Facebook et Instagram pourraient-ils devenir inaccessibles en Europe dès cet été ? C’est le scénario qui est en train de prendre forme, au moins partiellement, sur le Vieux Continent. En tout cas, si le réseau social américain ne prend pas très vite des mesures pour assurer le fonctionnement de son service sans avoir besoin de transférer les données des internautes européens aux Etats-Unis.
Dans son édition du 7 juillet 2022, le journal Politico rapporte que l’équivalent irlandais de la Commission nationale de l’informatique et des libertés (Cnil) a prévenu ses homologues en Europe qu’elle prévoit d’empêcher Meta, la maison mère de Facebook et d’Instagram, d’envoyer les données des utilisateurs de l’Europe vers les États-Unis.
Suspension des envois de données vers les USA
Résultat des courses, il pourrait ne plus y avoir aucun cadre légal autorisant ce type de transfert transatlantique. Dans ces conditions, sauf à enfreindre la décision de la DPC (Data Protection Commission) et s’exposer à des représailles judiciaires, il ne sera plus possible pour le site communautaire de proposer ses produits en Europe, en tout cas dans les conditions actuelles.
Cela veut-il dire que Facebook et Instagram vont fermer ? En tout cas, ils pourraient ne plus opérer en Europe. C’est un scénario que le réseau social a déjà suggéré par le passé, pour mettre la pression sur le Vieux Continent. Déjà en février, l’entreprise américaine a suggéré qu’elle ne pourrait pas rester en Europe si les règles encadrant le transfert des données volaient en éclats.
Le rôle de la commission irlandaise dans ce dossier est de tout premier ordre, car c’est en Irlande que Facebook a installé son quartier général pour superviser ses affaires européennes. Elle agit en tant qu’autorité cheffe de file pour le compte des autres organismes de régulation, comme la Cnil en France, et leur rend compte des actions qu’elle mène.
Et justement. Selon un porte-parole du DPC cité par Politico, le projet de décision de l’instance a été transmis aux autres autorités en charge de la protection de la vie privée afin qu’elles puissent adresser leurs commentaires. Celles-ci ont un mois pour partager leur point de vue. Sur cette base, le DPC pour actualiser son plan et le rendre effectif auprès de Meta.
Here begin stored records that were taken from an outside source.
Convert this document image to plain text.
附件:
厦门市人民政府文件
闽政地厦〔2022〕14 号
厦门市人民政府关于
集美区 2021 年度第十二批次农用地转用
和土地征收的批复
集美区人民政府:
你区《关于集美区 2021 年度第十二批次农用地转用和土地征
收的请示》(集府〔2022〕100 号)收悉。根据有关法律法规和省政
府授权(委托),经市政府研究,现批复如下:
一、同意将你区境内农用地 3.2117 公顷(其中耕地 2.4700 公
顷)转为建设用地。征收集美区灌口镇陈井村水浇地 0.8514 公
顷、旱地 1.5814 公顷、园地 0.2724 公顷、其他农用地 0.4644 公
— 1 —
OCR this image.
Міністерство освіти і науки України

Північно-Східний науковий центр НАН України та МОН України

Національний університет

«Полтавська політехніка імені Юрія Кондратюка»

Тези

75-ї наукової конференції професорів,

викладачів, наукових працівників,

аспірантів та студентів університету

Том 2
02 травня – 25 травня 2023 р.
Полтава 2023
Ces dernières années, le cadre réglementaire qui fixe normalement ces transferts transatlantiques a volé en éclats. Le Safe Harbor a été invalidé, tout comme le Privacy Shield. Un troisième dispositif a été promis, mais il reste à concrétiser. Et rien ne dit qu’il ne subira pas à son tour un dynamitage des juridictions européennes. En tout cas, les Cnil européennes attendent de voir.
Le seul lien qui demeure est un mécanisme appelé clauses contractuelles types, mais la Cour de Justice de l’Union a rendu plus difficile l’utilisation de ce dispositif dont profitent nombre d’entreprises américaines. Ces deux annulations (Safe Harbor et Privacy Shield) et ce serrage de vis sur les clauses sont le résultat des craintes autour des programmes de surveillance américains.
Ces programmes, dont l’existence a été mise en évidence par les révélations d’Edward Snowden en 2013, ont nourri la défiance l’égard des pratiques outre-Atlantique. Ils ont remis en cause le niveau de protection des données personnelles accordé aux Européens à travers les deux accords précédents conclus entre Bruxelles et Washington.
Pour Facebook, la difficulté devient croissante de continuer comme si de rien n’était alors que le cadre juridique est en train d’évoluer rapidement. La décision de la DPC pourrait priver le réseau social des clauses contractuelles types. C’est pour cela que le site fait ponctuellement entendre une petite musique sur un risque de fermeture, pour que l’Europe mesure la portée de ses décisions.
Le scénario le plus radical n’est toutefois pas certain de se produire. D’abord, parce qu’il y a encore quelques semaines de délai avant le verdict définitif du DPC, éclairé par les retours des autres instances européennes. Ensuite, parce que Meta fera sans doute en sorte de continuer à fournir Facebook et Instagram, en tenant compte de cette nouvelle juridique.
Facebook a beau brandir un départ d’Europe, ce marché toutefois suffisamment gros pour réfréner certaines ardeurs — too big to leave, en quelque sorte, exactement de la même façon qu’il y a des banques trop grosses pour chuter. Too big to fail. Et puis, le réseau social n’ignore pas non plus l’accord politique entre l’Europe et les USA pour un troisième cadre, qui pourrait être son ultime filet de sécurisé.